Background and Hypothesis: B-cell precursor leukaemia (B-ALL) subtypes can be distinguished by their initiating genetic lesions. Likewise, each subtype exhibits a unique transcriptional program that drives the malignancy and defines the subtype. This often relates to the initiating genetic alteration that affects genes encoding transcription factors (TFs). However, for B-ALLs not driven by TF alterations it is less clear how the transcriptional program is established. Ph+B-ALL is a historically poor prognosis B-ALL driven by the BCR::ABL1 oncogene, a constitutive tyrosine kinase that activates its targets via phosphorylation. We hypothesised that BCR::ABL1 initiates the transcriptional signature of Ph+B-ALL cells by a two-step mechanism involving phosphorylation-activatable TFs, which then induce the expression of additional TFs that consecutively establish the Ph+B-ALL-defining transcriptome. As gene expression is often modulated by cis-regulatory elements such as enhancers, we further speculated that BCR::ABL1 reprograms the enhancer landscape to promote the transcriptional changes that define Ph+B-ALL.
Results: Using an in vitro model of BCR::ABL1-induced transformation of murine B-cell precursors, we show that transcriptional deregulation by BCR::ABL1 is a continuous process evolving until full transformation is established. Only a minority of induced transcriptional changes occur immediately upon BCR::ABL1 expression (3 days), while most affected genes require an extended period of BCR::ABL1 to become deregulated. Furthermore, less than half of deregulated genes in murine Ph+B-ALL and less than 10% of human Ph+B-ALL-defining genes were sensitive to 24h BCR::ABL1 inhibition, suggesting an involvement of phosphorylation-dependent and phosphorylation-independent TFs. TF motif enrichment analysis of active chromatin in human and mouse Ph+B-ALL cells indicated the phosphorylation-dependent TF STAT5 and the phosphorylation-independent TF ETV5 as main mediators. Degron-induced rapid degradation of each TF in Ph+B-ALL cells confirmed their unique and overlapping roles and coordinated action. In parallel to gene expression changes, Ph+B-ALL cells further acquire changes in their enhancer signatures defined by H3K27ac+ at non-promoter regions, and these enhancer signatures can be efficiently used to distinguish Ph+B-ALL from other B-ALL subtypes. Analysis of chromatin interactions of these active enhancers with respective active promoters by Promoter-Capture Hi-C (PCHI-C) in combination with H3K27ac-ChIP-Seq showed that most active genes in Ph+B-ALL cells physically interact with an enhancer, including many genes described to be essential for Ph+B-ALL cells, such as CCND2, BCL2, BCL2L1, and ETV5. Using PCHI-C and H3K27ac-HiChIP we further show that, like gene expression and enhancer signatures, physical contacts of promoters and enhancers can be efficiently used to identify Ph+B-ALL cells and distinguish them from other B-ALLs such as KMT2A-rearranged B-ALL. Subtype-specific chromatin interactions that allow this differentiation directly relate to the transcriptional programs that define the respective B-ALL subtype.

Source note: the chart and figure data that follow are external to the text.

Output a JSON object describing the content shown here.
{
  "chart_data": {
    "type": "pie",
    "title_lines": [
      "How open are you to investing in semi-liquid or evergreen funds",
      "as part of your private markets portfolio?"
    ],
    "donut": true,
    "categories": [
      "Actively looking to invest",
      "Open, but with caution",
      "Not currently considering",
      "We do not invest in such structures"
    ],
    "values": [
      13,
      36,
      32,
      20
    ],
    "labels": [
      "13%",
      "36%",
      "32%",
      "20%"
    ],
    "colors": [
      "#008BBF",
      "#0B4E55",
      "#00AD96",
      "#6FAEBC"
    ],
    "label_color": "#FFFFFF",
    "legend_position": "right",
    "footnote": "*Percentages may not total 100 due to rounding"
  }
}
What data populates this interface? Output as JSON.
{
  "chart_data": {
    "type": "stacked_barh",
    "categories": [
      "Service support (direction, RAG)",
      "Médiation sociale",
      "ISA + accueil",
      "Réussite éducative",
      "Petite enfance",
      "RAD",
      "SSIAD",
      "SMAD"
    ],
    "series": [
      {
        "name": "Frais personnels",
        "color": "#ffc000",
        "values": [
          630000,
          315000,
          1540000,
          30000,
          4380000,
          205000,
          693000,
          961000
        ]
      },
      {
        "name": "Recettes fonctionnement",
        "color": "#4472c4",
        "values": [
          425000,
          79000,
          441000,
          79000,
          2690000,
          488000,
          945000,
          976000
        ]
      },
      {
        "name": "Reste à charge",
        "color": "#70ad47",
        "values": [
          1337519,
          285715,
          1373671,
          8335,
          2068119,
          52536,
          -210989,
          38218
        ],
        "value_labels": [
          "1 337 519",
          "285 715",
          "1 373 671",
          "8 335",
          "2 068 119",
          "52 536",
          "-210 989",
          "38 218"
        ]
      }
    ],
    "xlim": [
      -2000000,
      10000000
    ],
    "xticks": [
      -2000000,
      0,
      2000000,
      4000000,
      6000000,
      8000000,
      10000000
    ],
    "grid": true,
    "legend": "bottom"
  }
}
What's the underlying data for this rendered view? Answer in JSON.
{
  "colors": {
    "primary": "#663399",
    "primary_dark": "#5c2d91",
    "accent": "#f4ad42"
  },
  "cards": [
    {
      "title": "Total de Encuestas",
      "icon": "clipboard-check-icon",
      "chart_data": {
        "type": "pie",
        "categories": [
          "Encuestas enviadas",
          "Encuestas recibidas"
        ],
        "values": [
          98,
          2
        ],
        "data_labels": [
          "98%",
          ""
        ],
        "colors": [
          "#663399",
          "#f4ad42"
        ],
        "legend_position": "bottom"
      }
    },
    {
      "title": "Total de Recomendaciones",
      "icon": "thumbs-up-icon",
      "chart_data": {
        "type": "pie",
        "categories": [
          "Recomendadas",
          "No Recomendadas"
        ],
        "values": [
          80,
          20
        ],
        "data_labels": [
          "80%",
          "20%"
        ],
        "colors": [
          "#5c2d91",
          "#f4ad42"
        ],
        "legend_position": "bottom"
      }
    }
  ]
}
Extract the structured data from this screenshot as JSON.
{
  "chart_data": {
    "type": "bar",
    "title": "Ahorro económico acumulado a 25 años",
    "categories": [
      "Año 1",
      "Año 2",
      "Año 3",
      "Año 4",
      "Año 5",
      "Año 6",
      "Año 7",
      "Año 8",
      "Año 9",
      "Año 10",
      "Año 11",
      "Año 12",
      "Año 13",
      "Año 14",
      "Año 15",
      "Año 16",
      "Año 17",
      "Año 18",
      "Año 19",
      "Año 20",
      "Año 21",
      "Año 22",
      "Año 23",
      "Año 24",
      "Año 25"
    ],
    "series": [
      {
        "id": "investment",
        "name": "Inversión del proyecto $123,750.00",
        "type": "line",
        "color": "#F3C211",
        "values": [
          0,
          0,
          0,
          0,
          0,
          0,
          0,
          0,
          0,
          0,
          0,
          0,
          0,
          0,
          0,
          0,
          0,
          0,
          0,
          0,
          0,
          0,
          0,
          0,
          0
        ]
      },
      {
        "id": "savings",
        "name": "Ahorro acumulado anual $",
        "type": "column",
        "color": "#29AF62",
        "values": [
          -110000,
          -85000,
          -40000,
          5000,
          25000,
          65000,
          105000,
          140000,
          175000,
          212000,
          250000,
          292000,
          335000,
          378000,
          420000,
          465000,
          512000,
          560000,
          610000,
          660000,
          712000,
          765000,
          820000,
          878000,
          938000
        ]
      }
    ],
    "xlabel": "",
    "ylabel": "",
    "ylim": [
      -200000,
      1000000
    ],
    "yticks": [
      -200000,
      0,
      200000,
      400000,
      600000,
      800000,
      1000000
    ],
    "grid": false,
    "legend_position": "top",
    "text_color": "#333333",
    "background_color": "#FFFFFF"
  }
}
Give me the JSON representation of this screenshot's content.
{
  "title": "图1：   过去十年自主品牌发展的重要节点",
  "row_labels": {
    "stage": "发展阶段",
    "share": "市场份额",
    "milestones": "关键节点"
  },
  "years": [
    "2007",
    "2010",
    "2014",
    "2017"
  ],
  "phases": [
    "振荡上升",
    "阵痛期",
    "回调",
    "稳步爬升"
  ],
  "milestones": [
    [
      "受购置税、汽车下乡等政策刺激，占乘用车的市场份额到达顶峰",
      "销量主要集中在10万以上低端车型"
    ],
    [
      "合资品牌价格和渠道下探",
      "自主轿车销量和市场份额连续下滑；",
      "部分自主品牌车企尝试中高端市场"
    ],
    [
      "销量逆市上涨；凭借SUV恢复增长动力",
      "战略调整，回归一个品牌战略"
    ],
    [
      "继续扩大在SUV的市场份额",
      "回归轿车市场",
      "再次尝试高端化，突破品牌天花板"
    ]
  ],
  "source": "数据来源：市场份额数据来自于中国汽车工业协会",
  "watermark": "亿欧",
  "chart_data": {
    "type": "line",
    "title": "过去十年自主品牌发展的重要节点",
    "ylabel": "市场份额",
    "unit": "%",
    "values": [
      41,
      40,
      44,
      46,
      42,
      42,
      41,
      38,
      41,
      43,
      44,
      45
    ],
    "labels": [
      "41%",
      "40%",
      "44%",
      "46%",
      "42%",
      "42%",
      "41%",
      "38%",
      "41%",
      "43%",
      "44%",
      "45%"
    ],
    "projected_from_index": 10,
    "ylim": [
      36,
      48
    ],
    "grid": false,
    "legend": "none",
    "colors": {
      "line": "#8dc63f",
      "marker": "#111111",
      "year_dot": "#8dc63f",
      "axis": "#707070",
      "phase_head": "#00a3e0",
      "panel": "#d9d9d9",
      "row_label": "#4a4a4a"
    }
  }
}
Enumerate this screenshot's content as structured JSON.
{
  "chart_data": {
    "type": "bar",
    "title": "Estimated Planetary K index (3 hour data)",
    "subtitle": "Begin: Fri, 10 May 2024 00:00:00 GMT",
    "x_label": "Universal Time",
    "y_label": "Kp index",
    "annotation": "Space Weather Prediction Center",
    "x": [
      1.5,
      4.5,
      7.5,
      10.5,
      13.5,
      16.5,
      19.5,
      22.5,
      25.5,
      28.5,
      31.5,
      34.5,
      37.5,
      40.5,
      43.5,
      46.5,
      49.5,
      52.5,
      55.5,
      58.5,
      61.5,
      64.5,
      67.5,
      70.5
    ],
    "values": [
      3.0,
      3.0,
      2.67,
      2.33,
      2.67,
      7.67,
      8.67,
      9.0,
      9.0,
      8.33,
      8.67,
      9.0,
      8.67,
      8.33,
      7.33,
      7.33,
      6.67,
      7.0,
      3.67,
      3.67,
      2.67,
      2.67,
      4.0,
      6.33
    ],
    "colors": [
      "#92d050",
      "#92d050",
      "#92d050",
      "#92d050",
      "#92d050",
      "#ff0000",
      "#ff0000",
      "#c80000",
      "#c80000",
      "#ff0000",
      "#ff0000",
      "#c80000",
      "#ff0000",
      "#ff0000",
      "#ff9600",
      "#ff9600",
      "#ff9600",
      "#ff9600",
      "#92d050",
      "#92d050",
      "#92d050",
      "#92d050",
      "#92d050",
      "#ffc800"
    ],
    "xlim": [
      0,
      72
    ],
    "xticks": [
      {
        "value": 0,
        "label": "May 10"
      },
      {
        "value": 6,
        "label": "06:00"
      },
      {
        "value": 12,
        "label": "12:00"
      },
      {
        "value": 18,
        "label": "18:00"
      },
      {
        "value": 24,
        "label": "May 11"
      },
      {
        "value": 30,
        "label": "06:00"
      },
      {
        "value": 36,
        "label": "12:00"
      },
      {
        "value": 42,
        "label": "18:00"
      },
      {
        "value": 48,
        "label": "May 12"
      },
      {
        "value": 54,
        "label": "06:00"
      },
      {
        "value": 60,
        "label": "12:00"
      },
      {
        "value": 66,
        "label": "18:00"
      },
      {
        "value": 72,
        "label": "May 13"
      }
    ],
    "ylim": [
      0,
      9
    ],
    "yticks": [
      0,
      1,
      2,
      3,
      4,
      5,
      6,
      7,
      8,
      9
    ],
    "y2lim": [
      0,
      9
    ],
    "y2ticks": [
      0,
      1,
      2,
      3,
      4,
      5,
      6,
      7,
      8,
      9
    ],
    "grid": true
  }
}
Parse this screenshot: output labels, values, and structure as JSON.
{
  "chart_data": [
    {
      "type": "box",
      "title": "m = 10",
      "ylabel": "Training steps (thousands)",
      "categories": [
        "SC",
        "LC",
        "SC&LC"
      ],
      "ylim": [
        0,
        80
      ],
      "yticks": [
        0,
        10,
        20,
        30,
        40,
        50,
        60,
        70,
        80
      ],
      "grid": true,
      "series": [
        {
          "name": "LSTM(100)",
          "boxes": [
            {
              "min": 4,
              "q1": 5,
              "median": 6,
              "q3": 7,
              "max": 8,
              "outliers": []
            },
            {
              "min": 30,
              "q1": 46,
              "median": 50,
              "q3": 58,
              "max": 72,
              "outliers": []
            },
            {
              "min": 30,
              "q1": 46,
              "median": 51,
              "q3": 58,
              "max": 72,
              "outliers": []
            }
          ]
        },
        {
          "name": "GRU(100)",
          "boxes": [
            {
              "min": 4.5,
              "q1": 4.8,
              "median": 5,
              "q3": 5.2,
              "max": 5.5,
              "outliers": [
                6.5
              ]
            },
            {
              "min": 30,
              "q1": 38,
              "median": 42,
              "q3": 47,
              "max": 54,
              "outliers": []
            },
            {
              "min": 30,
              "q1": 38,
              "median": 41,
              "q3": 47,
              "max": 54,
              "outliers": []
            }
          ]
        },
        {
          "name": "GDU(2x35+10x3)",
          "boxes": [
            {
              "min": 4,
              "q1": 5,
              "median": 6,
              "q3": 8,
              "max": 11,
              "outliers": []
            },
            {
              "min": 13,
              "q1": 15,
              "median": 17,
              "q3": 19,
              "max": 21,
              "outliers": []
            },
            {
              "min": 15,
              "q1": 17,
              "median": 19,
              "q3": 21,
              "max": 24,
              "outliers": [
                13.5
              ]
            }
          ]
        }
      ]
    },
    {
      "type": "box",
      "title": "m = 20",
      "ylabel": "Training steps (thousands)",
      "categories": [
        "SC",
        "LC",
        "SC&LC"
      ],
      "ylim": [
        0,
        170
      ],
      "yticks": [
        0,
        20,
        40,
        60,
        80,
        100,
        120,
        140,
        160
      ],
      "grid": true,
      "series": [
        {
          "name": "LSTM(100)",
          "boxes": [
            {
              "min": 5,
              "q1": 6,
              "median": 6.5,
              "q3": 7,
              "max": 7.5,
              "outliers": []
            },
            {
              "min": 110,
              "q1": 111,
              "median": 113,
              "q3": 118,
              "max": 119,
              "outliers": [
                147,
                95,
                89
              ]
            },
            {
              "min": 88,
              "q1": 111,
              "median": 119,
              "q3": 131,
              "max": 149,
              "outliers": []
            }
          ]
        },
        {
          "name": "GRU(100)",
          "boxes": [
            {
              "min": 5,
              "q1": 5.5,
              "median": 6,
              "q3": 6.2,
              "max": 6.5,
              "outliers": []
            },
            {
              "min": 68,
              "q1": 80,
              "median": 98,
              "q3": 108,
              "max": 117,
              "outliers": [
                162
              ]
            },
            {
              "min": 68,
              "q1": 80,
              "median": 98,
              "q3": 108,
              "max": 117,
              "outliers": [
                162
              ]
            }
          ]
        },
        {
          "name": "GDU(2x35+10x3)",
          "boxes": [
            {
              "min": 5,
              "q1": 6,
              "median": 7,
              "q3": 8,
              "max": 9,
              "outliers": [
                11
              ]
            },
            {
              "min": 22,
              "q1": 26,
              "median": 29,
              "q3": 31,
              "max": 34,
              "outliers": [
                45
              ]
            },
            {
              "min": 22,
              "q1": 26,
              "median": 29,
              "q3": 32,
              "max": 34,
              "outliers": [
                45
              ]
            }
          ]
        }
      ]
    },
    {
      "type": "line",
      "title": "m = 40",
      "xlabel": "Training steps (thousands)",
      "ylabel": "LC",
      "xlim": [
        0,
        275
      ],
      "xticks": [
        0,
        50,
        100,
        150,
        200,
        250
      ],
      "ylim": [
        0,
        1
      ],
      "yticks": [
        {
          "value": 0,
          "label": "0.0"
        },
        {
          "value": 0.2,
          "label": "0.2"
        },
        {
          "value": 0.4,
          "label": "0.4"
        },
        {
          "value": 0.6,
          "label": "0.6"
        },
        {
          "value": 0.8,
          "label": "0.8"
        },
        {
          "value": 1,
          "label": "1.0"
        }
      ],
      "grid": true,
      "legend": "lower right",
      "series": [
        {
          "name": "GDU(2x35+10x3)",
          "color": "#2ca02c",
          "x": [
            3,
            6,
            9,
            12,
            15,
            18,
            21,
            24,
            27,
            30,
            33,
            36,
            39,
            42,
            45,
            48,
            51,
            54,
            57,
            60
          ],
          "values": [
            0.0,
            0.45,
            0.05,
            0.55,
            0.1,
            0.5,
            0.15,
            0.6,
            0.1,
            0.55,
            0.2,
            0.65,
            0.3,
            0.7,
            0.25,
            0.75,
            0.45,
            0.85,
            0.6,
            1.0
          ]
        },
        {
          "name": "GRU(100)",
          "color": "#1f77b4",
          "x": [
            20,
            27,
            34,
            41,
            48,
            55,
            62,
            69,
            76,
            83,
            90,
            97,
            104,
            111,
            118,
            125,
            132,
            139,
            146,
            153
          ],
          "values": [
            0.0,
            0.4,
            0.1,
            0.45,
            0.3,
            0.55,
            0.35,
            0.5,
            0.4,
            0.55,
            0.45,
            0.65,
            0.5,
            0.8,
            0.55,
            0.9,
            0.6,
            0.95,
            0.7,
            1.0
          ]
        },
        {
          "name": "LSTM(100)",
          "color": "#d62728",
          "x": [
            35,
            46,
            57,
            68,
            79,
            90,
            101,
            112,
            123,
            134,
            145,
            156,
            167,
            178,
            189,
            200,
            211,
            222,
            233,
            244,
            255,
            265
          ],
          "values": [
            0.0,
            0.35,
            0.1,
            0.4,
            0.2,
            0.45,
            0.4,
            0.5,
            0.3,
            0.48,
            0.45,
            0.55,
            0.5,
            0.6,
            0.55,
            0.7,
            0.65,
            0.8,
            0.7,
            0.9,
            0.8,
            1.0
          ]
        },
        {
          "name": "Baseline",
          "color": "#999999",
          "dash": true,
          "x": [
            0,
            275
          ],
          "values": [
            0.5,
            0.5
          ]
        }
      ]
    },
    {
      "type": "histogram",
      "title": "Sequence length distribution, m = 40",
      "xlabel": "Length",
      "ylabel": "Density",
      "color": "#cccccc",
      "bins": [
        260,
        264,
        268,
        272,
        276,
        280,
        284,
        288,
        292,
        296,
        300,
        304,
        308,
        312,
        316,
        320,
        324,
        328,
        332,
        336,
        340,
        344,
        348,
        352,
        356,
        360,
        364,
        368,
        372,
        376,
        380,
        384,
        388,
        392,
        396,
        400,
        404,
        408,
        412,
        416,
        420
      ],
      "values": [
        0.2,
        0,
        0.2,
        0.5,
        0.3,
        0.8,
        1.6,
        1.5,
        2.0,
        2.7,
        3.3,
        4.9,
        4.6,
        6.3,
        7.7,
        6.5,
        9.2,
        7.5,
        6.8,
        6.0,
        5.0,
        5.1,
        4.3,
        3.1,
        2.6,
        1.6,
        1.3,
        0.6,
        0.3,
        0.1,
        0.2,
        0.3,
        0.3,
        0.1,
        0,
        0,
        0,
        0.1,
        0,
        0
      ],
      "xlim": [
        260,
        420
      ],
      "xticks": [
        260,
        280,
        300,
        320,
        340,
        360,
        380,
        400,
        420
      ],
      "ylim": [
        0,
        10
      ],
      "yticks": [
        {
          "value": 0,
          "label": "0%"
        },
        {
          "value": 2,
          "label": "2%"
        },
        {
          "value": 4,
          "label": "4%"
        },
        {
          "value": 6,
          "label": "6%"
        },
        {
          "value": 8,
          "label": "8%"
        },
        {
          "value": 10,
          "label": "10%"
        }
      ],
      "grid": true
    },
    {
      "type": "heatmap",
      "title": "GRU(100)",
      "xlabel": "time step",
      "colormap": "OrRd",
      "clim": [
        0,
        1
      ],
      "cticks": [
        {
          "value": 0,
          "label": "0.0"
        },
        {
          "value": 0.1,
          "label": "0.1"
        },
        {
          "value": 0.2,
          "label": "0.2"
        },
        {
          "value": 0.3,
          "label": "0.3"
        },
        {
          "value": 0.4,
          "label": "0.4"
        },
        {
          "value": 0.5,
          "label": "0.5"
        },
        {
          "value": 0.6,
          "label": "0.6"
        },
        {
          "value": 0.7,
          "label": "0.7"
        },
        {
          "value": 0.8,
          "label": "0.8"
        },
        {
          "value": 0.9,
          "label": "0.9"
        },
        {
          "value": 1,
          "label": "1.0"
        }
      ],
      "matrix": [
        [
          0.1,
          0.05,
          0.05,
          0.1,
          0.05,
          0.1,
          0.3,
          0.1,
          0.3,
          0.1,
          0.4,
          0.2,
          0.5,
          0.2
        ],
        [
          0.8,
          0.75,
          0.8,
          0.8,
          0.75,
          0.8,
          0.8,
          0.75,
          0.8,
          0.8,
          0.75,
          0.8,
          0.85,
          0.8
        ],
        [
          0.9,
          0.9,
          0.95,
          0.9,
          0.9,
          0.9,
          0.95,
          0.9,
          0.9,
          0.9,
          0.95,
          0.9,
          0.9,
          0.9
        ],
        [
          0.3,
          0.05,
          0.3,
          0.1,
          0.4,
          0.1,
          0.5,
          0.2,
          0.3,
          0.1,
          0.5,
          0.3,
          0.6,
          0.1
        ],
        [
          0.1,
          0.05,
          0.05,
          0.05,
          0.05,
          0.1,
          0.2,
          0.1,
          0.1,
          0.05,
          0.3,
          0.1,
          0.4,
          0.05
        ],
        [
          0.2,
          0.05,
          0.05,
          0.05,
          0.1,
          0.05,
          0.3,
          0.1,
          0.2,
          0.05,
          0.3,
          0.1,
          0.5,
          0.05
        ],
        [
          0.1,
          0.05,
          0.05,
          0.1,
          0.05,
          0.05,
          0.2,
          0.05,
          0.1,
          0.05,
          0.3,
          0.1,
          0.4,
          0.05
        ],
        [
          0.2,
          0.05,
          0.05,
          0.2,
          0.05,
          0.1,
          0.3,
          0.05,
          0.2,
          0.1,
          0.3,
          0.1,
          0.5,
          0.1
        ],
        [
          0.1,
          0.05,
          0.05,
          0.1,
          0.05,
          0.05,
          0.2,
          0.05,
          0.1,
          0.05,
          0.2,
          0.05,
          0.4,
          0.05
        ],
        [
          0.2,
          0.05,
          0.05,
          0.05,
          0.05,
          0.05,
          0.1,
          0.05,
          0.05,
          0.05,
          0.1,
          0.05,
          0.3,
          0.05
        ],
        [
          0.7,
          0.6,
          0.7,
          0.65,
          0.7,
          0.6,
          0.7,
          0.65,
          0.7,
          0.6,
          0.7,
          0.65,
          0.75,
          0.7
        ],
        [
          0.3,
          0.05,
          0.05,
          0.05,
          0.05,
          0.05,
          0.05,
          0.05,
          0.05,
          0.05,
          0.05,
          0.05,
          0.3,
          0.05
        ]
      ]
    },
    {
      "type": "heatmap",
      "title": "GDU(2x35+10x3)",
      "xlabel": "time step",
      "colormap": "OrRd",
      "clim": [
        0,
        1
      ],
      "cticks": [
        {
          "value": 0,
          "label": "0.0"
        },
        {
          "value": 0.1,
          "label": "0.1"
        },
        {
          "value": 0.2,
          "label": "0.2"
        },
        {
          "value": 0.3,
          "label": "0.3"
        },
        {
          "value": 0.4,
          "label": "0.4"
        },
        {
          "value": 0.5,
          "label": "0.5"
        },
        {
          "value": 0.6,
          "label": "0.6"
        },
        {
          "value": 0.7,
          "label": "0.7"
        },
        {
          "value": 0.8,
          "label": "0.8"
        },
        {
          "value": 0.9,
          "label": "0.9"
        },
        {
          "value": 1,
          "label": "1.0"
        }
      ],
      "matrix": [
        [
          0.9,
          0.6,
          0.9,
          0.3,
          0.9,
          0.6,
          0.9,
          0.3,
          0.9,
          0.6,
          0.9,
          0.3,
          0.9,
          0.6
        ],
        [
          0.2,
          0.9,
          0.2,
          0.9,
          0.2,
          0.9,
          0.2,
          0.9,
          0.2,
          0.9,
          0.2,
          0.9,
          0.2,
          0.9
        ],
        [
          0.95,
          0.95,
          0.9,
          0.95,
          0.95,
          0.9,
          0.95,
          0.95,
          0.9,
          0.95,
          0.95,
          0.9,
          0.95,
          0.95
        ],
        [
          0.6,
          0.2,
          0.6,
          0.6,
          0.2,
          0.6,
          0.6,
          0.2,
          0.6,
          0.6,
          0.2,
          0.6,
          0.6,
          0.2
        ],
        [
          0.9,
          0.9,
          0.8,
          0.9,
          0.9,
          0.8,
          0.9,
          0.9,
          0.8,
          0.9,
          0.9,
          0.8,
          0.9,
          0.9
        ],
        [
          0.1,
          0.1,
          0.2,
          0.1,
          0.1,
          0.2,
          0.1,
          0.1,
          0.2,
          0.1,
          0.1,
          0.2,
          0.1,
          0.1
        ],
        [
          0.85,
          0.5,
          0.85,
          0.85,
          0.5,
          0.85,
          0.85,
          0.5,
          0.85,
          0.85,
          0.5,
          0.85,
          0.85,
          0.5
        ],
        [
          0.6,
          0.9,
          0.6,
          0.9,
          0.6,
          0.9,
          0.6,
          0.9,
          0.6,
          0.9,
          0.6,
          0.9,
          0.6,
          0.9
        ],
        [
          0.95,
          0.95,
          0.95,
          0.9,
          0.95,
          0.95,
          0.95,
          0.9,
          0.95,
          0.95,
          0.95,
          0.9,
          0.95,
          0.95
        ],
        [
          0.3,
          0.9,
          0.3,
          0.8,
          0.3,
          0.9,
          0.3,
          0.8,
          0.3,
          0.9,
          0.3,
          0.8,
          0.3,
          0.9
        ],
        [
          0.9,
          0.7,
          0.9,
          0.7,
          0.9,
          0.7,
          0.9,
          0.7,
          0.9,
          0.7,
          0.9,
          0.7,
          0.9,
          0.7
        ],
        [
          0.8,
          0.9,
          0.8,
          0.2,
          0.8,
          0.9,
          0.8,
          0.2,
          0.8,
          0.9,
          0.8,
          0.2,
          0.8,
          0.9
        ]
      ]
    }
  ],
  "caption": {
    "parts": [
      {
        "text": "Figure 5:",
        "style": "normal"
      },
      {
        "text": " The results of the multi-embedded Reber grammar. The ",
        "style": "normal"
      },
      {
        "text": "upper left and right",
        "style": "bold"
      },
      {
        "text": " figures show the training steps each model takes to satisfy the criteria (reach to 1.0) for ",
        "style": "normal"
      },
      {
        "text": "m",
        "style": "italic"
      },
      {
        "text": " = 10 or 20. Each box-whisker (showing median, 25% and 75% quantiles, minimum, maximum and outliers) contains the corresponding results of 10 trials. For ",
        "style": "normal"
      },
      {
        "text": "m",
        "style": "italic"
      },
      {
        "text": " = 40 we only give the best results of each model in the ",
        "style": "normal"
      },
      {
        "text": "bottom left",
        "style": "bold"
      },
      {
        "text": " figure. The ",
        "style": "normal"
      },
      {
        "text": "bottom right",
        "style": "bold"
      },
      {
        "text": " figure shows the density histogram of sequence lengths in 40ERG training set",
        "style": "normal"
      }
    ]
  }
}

Conclusion: We describe here the molecular details of how signals from an oncogenic tyrosine kinase become converted into changes in gene expression that define the B-lineage leukaemia subtype Ph+B-ALL. Our work highlights the complexity of these changes by acknowledging the role of gene regulatory elements/enhancers in this process and further describe for the first time that B-ALL subtypes can be distinguished by their enhancer usage and promoter-enhancer interactions. Uncovering the precise enhancer regions for the genes deregulated in Ph+B-ALL and the TFs recruited to them may open new windows for therapeutic intervention.
Disclosures
No relevant conflicts of interest to declare.